Stanley's company, like a lot of companies, had been through downsizings before. And what almost always happened, was that a lot of people who were put out to pasture, barely had time to munch on a few patches of clover, before they were hired back, on contract. "Gosh, we can't get along without you," they were told.
This was good for the would-be retirees. They got their retirement pay, plus their old salary. A hefty rise in pay, all because the company had to downsize, because you know, the company was spending too much on salaries. This made the 20 percent rule look stupid. Muscle was being hacked away, and companies were laying out additional funds to regenerate the muscle they'd stupidly hacked away in the first place. Hacking away at fat could get you lionized in Business Week, but setting out to reduce costs, and having the plan backfire in your face when you ended up slicing into sinew, could get you the boot. So executives came up with a plan. They'd prohibit retirees from being hired back on contract, as a condition of receiving early retirement, which, when you think about it, is tantamount to prohibiting a company from regenerating muscle after the muscle has been hacked away and left lying on the abattoir floor. If you take no steps to correct a mistake, maybe no one will notice you made a mistake in the first place. Rule #1 in the executive's book of rules.
But as plans go, this one was about as good as mouse-proofing your house by filling holes in the outside walls with cheese. It would only be a matter of time before the barrier was breached, and in the meantime, the cheese would have attracted all of the neighborhood mice, making the problem much worse.
The managers at Stanley's company figured out that if they couldn't hire Stanley back directly, they could hire a firm that, just happened, somehow, to have hired a now loose-at-ends Stanley. And who could blame that firm, if it happened to think that Stanley was just the guy to do the work that Stanley's old firm was asking it to do, to wit, Stanley's old job?

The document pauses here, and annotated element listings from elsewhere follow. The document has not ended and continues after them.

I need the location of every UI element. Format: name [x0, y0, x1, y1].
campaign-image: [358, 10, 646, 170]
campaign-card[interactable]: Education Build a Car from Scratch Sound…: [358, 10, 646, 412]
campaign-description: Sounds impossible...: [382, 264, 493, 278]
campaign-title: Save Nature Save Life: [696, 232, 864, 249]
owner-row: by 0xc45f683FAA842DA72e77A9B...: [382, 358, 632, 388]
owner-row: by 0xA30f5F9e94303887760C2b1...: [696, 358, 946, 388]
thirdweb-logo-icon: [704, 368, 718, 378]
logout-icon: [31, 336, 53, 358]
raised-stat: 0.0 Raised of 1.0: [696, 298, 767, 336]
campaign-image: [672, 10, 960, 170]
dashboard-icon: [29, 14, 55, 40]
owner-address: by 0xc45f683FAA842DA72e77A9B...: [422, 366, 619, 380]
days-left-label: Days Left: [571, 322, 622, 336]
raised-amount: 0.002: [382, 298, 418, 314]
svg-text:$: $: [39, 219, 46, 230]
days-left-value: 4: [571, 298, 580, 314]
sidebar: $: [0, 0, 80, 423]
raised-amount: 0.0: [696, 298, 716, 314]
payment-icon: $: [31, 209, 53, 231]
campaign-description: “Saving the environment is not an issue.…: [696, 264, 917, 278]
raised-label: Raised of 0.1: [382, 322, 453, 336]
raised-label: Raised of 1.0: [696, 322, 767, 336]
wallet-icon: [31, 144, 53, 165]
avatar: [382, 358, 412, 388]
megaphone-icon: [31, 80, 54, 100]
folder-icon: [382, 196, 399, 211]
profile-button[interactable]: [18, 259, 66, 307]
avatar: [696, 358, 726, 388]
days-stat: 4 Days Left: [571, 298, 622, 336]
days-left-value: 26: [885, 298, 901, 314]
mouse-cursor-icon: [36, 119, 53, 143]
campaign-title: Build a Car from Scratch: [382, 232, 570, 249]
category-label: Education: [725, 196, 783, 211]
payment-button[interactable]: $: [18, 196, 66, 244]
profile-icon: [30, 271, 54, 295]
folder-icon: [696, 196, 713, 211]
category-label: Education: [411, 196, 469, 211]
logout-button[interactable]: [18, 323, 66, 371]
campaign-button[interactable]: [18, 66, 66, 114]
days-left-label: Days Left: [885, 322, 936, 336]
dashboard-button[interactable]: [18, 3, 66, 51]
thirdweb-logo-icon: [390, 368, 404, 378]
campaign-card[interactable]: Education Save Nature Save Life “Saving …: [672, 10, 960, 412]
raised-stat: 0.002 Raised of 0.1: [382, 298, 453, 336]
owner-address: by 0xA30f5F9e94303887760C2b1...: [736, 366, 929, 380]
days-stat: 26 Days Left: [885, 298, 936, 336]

So, in short order, Stanley was hired by a company we'll call Base Ten, that was then hired by Stanley's old company to provide consulting services in connection with the work Stanley used to do. Stanley's bitterness quickly evaporated as two paychecks regularly made their way into his bank account: a retirement check from his old company, and a paycheck from his new company, that, of course, was simply money transferred from his old company through his new company for doing the work he used to do. Stanley was overjoyed. And so too was Base Ten. They were turning a profit, and all they had to do was collect money from Stanley's old company, take some off the top, and give the rest to Stanley. Stanley's old manager was happy, because he'd made the cuts he was asked to make, and the trash was still being taken out. John was happy, because shareholders thought of him as a tough executive, willing to take hard decisions to promote the interests of shareholders. And shareholders were happy, too, because they thought they were better off. After all, 20 percent of the staff had been cut. A gusher of profits was right around the corner, right?